Now that’s a radically different approach to rocks, which brings to mind a column that  BBI International Chairman Mike Bryan wrote a few months ago about blue ocean strategies. Most companies are firmly immersed in red ocean strategies, fighting bloody battles with the competition. A blue ocean strategy takes a flying leap to create a new paradigm, where the company can flourish, free of competition.  “One interesting example is Cirque du Soleil,” he wrote. “They changed the entire circus industry from one of three rings, high cost and dwindling attendance by parents and children, to a whole new uncontested market for adults and corporate clients that made the competition irrelevant.”

He raises the question, is there a blue ocean strategy out there for the ethanol industry? He had no suggestions, just posed the question which I’ve pondered since. In one respect, the recent promotions of ethanol in racing circles is an attempt to reframe the discussion on ethanol’s value. Here’s another idea that wouldn’t be easy to achieve, but would certainly change the game. How about a car totally optimized for ethanol – probably E85, but we all know Brazil has hydrous E100 burning in some of their cars. If that car made 100 miles to the gallon, wouldn’t that be something?

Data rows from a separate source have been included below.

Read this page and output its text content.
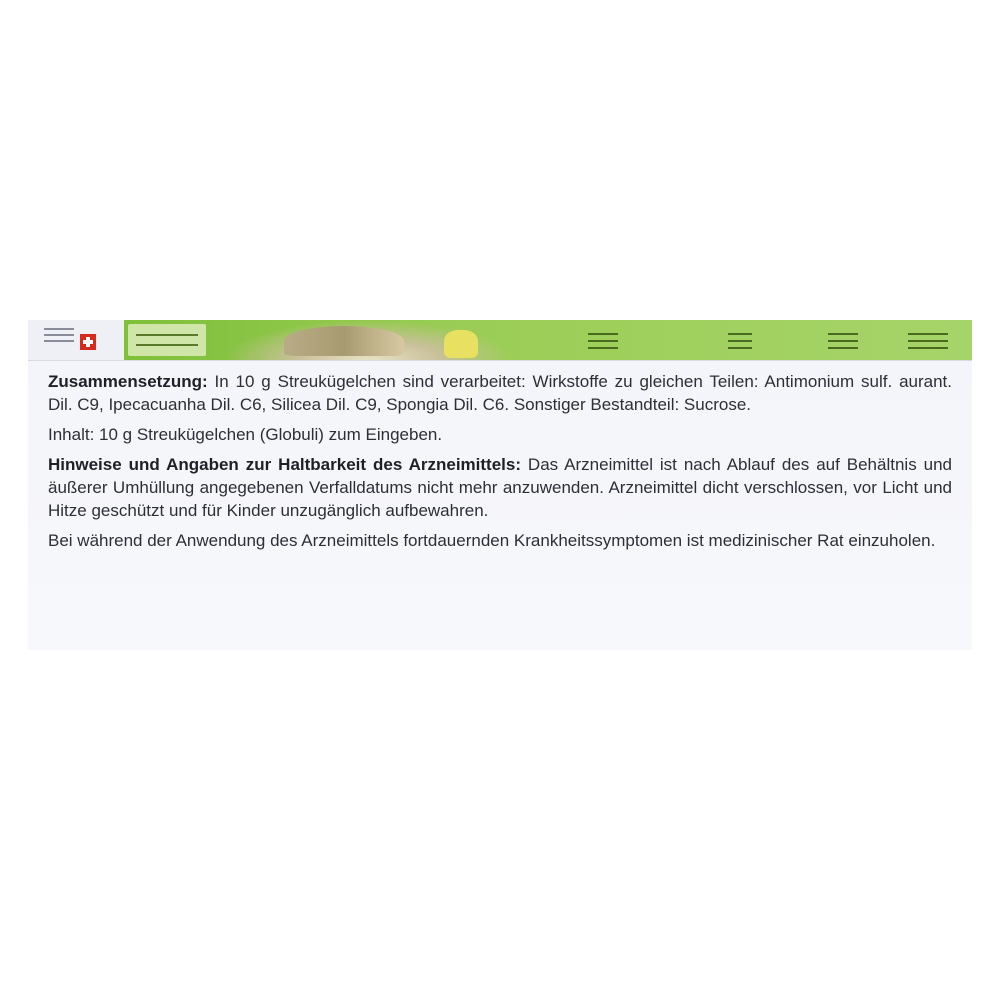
Zusammensetzung: In 10 g Streukügelchen sind verarbeitet: Wirkstoffe zu gleichen Teilen: Antimonium sulf. aurant. Dil. C9, Ipecacuanha Dil. C6, Silicea Dil. C9, Spongia Dil. C6. Sonstiger Bestandteil: Sucrose.

Inhalt: 10 g Streukügelchen (Globuli) zum Eingeben.

Hinweise und Angaben zur Haltbarkeit des Arzneimittels: Das Arzneimittel ist nach Ablauf des auf Behältnis und äußerer Umhüllung angegebenen Verfalldatums nicht mehr anzuwenden. Arzneimittel dicht verschlossen, vor Licht und Hitze geschützt und für Kinder unzugänglich aufbewahren.

Bei während der Anwendung des Arzneimittels fortdauernden Krankheitssymptomen ist medizinischer Rat einzuholen.
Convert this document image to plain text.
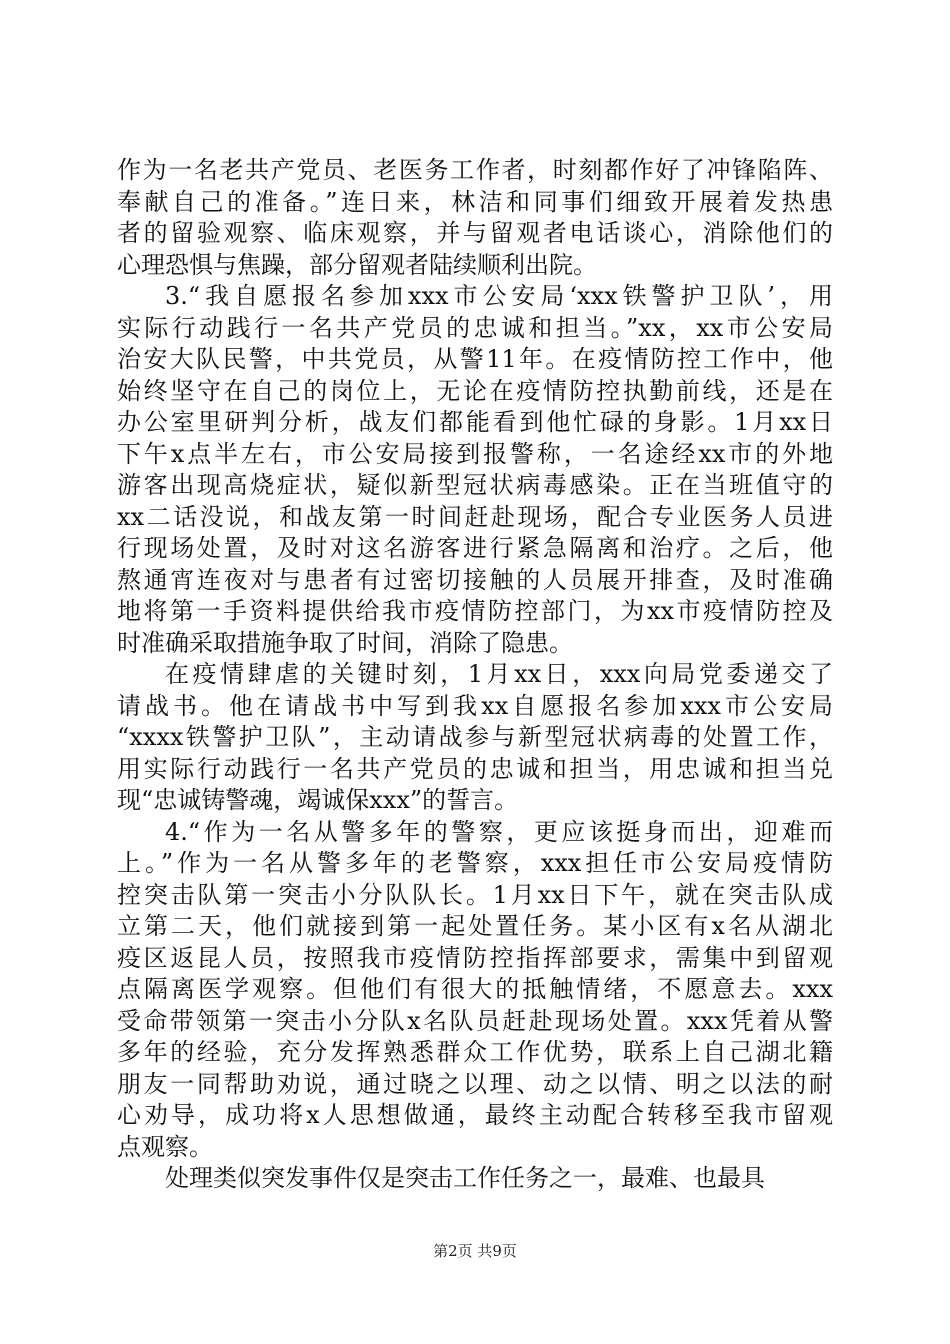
作为一名老共产党员、老医务工作者，时刻都作好了冲锋陷阵、
奉献自己的准备。”连日来，林洁和同事们细致开展着发热患
者的留验观察、临床观察，并与留观者电话谈心，消除他们的
心理恐惧与焦躁，部分留观者陆续顺利出院。
3.“我自愿报名参加xxx市公安局‘xxx铁警护卫队’，用
实际行动践行一名共产党员的忠诚和担当。”xx，xx市公安局
治安大队民警，中共党员，从警11年。在疫情防控工作中，他
始终坚守在自己的岗位上，无论在疫情防控执勤前线，还是在
办公室里研判分析，战友们都能看到他忙碌的身影。1月xx日
下午x点半左右，市公安局接到报警称，一名途经xx市的外地
游客出现高烧症状，疑似新型冠状病毒感染。正在当班值守的
xx二话没说，和战友第一时间赶赴现场，配合专业医务人员进
行现场处置，及时对这名游客进行紧急隔离和治疗。之后，他
熬通宵连夜对与患者有过密切接触的人员展开排查，及时准确
地将第一手资料提供给我市疫情防控部门，为xx市疫情防控及
时准确采取措施争取了时间，消除了隐患。
在疫情肆虐的关键时刻，1月xx日，xxx向局党委递交了
请战书。他在请战书中写到我xx自愿报名参加xxx市公安局
“xxxx铁警护卫队”，主动请战参与新型冠状病毒的处置工作，
用实际行动践行一名共产党员的忠诚和担当，用忠诚和担当兑
现“忠诚铸警魂，竭诚保xxx”的誓言。
4.“作为一名从警多年的警察，更应该挺身而出，迎难而
上。”作为一名从警多年的老警察，xxx担任市公安局疫情防
控突击队第一突击小分队队长。1月xx日下午，就在突击队成
立第二天，他们就接到第一起处置任务。某小区有x名从湖北
疫区返昆人员，按照我市疫情防控指挥部要求，需集中到留观
点隔离医学观察。但他们有很大的抵触情绪，不愿意去。xxx
受命带领第一突击小分队x名队员赶赴现场处置。xxx凭着从警
多年的经验，充分发挥熟悉群众工作优势，联系上自己湖北籍
朋友一同帮助劝说，通过晓之以理、动之以情、明之以法的耐
心劝导，成功将x人思想做通，最终主动配合转移至我市留观
点观察。
处理类似突发事件仅是突击工作任务之一，最难、也最具
第2页 共9页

A wild idea, yes. But I dimly recall a story months ago about a college engineering contest where the winning vehicle did better than that on E85.

I can think of another example of a project that could fundamentally change the perception of ethanol. Novozymes and CleanStar Mozambique have embarked on an agricultural development project that includes cassava production for food and fuel. Novozymes enlisted the aid of ICM in designing an appropriately-scaled ethanol production facility. They also worked with the makers of ethanol-fueled cook stoves. The goal is to replace charcoal cooking which causes both major health issues due to indoor air pollution as well as exacerbating deforestation, plus it would provide an alternative market for cassava producers.  Ethanol in this scenario is indisputably a clean-burning, forest-saving, renewable fuel.

Placing the concept in Africa rather than the Corn Belt casts ethanol in a different light. Others are seeing the opportunity, I recall hearing a comment at FEW that one of the first projects for Jeff Broin’s foundation will be ethanol for cooking stoves.

Many developing countries are energy deficient. Renewable fuels could not only displace the need for imported oil, farm-based biofuel feedstocks also provide rural economic development opportunities. Hmmm. That has a familiar ring. The Minnesota Corn Growers Association sent out a press release a couple of weeks ago calling attention to just how ethanol is fueling rural economies. Look anywhere in the world, the feedstock of choice for ethanol is the most abundant crop. In Brazil, it’s sugarcane. In part of Russia, it’s potatoes. In parts of Europe, it’s sugar beets.  In Western Canada, it’s wheat and Eastern Canada, corn. Ethanol is a very versatile renewable fuel, indeed.